With the steadfast support and guidance of my producers Mike Lerner, Martin Herring, Dan Cogan, Karol Martesko-Fenster and editor Fiona Otway, I was able to make this film. I also want to thank Susan Margolin, Lois Vossen and Erin Owens for bringing this film to light. And most of all, for having the tremendous courage to share their story, I want to thank US Marine Sergeant Nathan Harris and his wife Ashley.
From Executive Producer Dan Cogan:
As a country, we just do not want to look at the wars we have been and are fighting. We do not want to see the sacrifices around us, the lives forever cut short and changed from their fated courses -- and the fact that these sacrifices are not being made equally by all people in our democracy.
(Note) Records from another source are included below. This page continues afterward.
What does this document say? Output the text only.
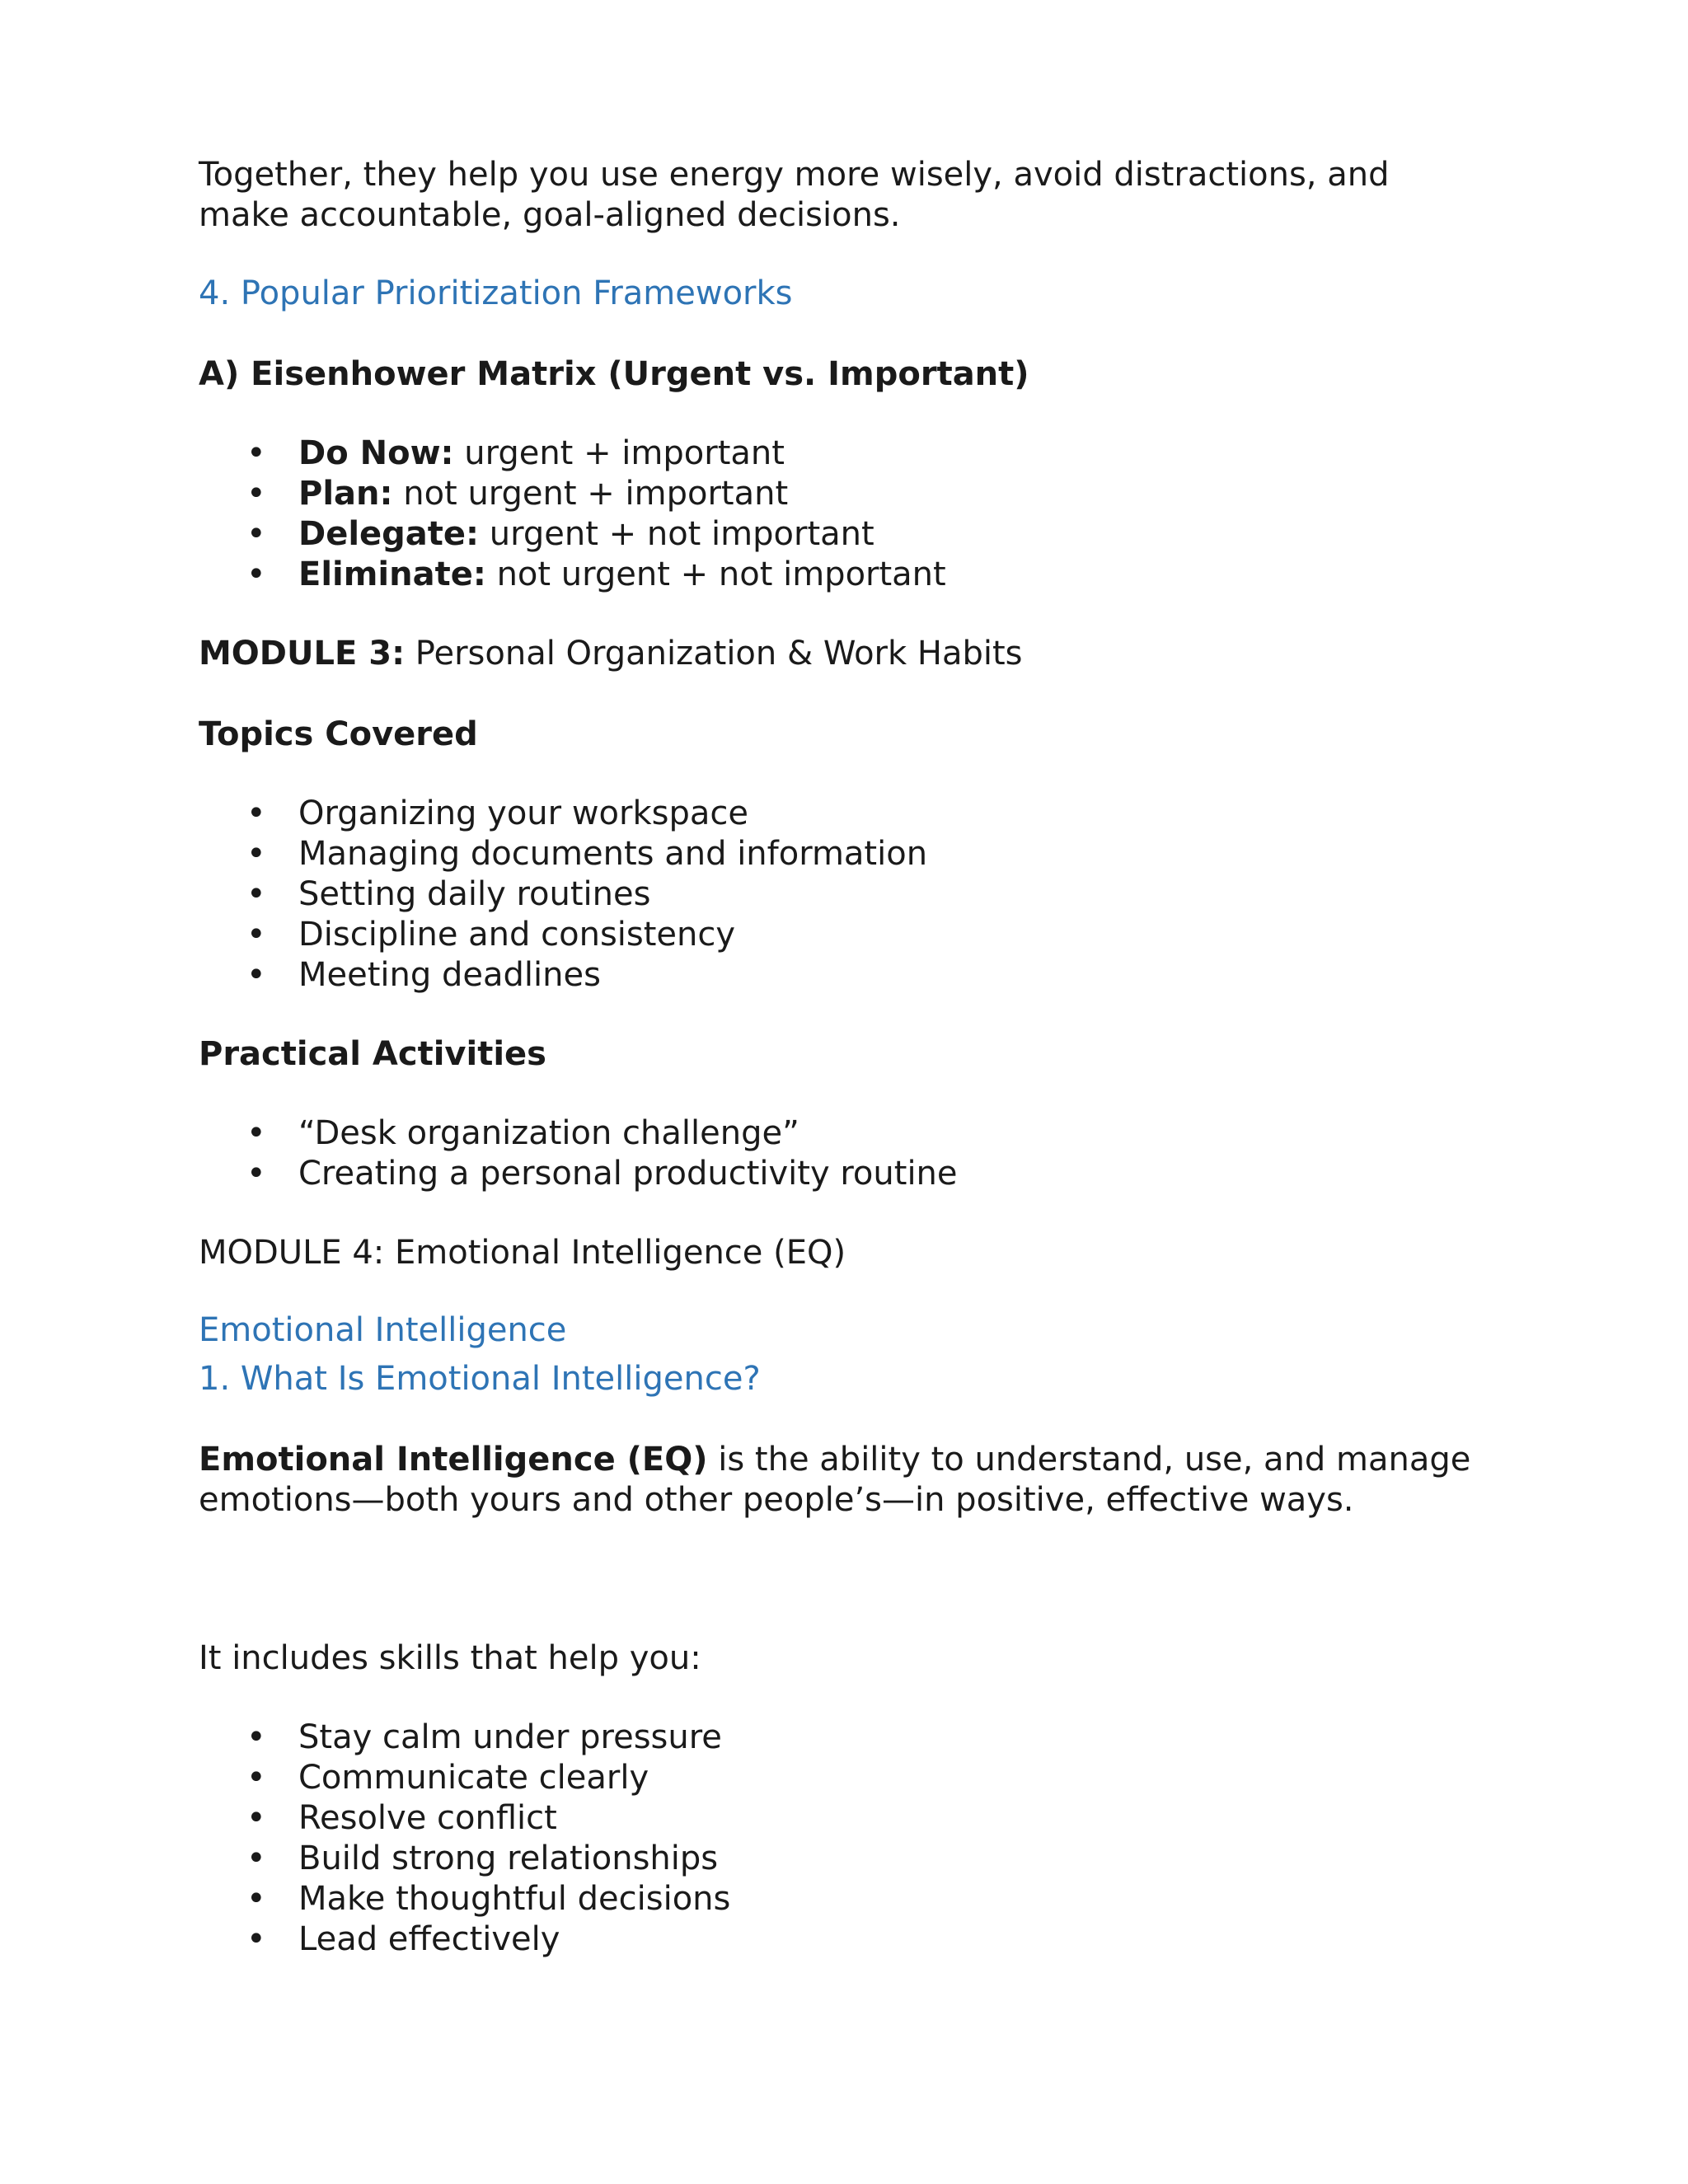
Together, they help you use energy more wisely, avoid distractions, and make accountable, goal-aligned decisions.

4. Popular Prioritization Frameworks
A) Eisenhower Matrix (Urgent vs. Important)
• Do Now: urgent + important
• Plan: not urgent + important
• Delegate: urgent + not important
• Eliminate: not urgent + not important

MODULE 3: Personal Organization & Work Habits

Topics Covered
• Organizing your workspace
• Managing documents and information
• Setting daily routines
• Discipline and consistency
• Meeting deadlines
Practical Activities
• “Desk organization challenge”
• Creating a personal productivity routine

MODULE 4: Emotional Intelligence (EQ)

Emotional Intelligence
1. What Is Emotional Intelligence?

Emotional Intelligence (EQ) is the ability to understand, use, and manage emotions—both yours and other people’s—in positive, effective ways.

It includes skills that help you:

• Stay calm under pressure
• Communicate clearly
• Resolve conflict
• Build strong relationships
• Make thoughtful decisions
• Lead effectively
It is a travesty, and a failure of our cultural mettle. But is also a condition we can all combat, in one way or another, with our participation in this film, and our fight to get it seen and understood by the American people.
Message from Danfung Dennis:
Oct. 23, 2010 - This morning I learned a photographer friend was severely wounded after stepping on a mine in southern Afghanistan. He lost both his legs and is in critical condition.
I’m flooded by feelings of rage, sadness, helplessness and isolation. I think of my friends and colleagues that have lost their lives while doing their job. It all seems utterly senseless.
Unless you have a personal connection, the war in Afghanistan is an abstraction. After nearly ten years since the initial invasion, the daily bombings and ongoing violence has become mundane, almost ordinary. It is tempting to become indifferent to the horror and pain. It is much easier to look away from the victims. It is much easier to lead a life without rude interruptions from complex insurgencies in distant lands. But it is when we take this easier path, the suffering becomes of no consequence and therefore meaningless. The anguish becomes invisible, an abstraction. It is when society becomes numb to inhumanity; horror is allowed to spread in darkness.
Visual imagery can be a powerful medium for truth. The images of napalmed girls screaming by Nick Ut, the street execution of a Vietcong prisoner by Eddie Adams, the shell-shocked soldier by Don McCullin - these iconic images have burned into our collective consciousness as reminders of war's consequences.
But, this visual language is dying. The traditional outlets are collapsing. In the midst of this upheaval, we must invent a new language. I am attempting to combine the power of the still image with advanced technology to change the vernacular of photojournalism and filmmaking. Instead of opening a window to glimpse another world, I am attempting to bring the viewer into that world. I believe shared experiences will ultimately build a common humanity.
Through my work I hope to shake people from their indifference to war, and to bridge the disconnect between the realities on the ground and the public consciousness at home. By bearing witness and shedding light on another's pain and despair, I am trying to invoke our humanity and a response to act. Is it possible that war is an archaic and primitive human behavior that society is capable of advancing past? Is it possible that the combination of photojournalism, filmmaking and technology can plead for peace and contribute to this future?
It is these possibilities that motivate us to risk life and limb.